Kurtuluş TAYİZ
Frantz Fanon’a mı başvursam, ne yapsam diye düşünüyorum; Kürt siyasilerin beyaz Türklerin endişelerini gidermek için ezilip büzülen hâllerini anlatmak için. Şu sıralar beyaz Türkler karşısında çok mahcuplar, onlara görünmemenin yolunu arayıp duruyorlar. Her karşılaştıklarında başka bir yola sapıyorlar ama nafile! Beyaz Türklerden kaçmak imkânsız gibi. Gözlerini hiç bir yol korkutmuyor; Kâh Kandil’e çıkıyorlar, kâh Diyarbakır yollarına düşüyorlar. Nerede yakaladılarsa artık. Suçlu sorgular gibi basıyorlar soruyu; “Erdoğan’ı başkan mı yapacaksınız?”
Cevaplar tekinsiz ve utangaç, beyaz Türkleri kesmiyor tabii.
O zaman da en can alıcı soruyu patlatıyorlar; “AKP’yle anlaşıp demokrasiyi mi feda edeceksiniz?”

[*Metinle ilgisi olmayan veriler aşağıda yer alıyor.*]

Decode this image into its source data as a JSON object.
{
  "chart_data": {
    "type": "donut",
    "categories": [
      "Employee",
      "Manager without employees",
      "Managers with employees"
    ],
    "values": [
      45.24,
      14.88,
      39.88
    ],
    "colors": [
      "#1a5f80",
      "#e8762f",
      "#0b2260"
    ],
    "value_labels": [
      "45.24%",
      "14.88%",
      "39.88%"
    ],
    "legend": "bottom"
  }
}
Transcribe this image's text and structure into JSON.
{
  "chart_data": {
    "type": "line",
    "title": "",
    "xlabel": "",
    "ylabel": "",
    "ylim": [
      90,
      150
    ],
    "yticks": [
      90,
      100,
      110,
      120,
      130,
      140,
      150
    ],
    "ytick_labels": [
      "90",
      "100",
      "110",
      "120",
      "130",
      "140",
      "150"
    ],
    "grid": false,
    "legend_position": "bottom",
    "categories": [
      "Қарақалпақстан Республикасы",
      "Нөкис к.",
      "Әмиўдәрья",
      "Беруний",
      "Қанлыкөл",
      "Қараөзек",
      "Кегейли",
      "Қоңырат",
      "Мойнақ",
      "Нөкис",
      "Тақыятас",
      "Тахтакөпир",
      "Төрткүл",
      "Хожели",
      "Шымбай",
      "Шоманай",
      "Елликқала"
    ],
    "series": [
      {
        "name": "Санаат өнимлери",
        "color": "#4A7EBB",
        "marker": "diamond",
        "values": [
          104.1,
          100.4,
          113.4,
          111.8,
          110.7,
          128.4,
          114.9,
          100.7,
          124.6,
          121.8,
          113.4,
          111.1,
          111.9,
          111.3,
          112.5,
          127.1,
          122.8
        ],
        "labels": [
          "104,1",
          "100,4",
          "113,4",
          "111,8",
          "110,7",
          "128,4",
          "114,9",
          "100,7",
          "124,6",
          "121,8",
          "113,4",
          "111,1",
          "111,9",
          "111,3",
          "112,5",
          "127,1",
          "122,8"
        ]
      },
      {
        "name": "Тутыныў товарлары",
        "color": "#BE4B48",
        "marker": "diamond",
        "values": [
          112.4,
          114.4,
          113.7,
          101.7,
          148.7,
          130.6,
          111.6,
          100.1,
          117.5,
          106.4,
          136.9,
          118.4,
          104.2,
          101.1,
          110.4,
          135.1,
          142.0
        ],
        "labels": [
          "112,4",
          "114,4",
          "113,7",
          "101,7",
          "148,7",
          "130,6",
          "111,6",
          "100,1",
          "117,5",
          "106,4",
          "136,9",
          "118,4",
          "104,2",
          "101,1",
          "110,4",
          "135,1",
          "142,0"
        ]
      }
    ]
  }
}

Bu esnada muhataplarının gözlerinin içine içine bakarak, kaçacak bir yer bırakmamayı da ihmal etmiyorlar.
Devletin dize getiremediği, boyun eğdiremediği PKK’lı komutanlar ve Kürt siyasiler en çaresiz anlarını bu röportajlar ve göz teması sırasında yaşıyor.
Bazen “Hayır, başkanlığa destek vermeyiz” diye yanıp verip, seslerine inandırıcılık tonu katıyorlar, bu yanıtların karşıdakini rahatlatmadığını görünce de daha kararlı bir tonla “Demokrasi olmadan barış olmaz” diye ekliyorlar.
Demokrasimizin kaderi haklı olarak her yurttaşı endişeye sevk ediyor. Pek çok aydını, gazeteciyi, politikacıyı ettiği gibi. Ama bu haklı endişenin PKK silah bırakmaya başladığı sırada zuhur etmesi, kabul edelim ki komik duruyor. Biraz daha abartılırsa İmralı ve Kandil, kötü bir şey yaptıklarını düşünerek tekrar silaha sarılabilir.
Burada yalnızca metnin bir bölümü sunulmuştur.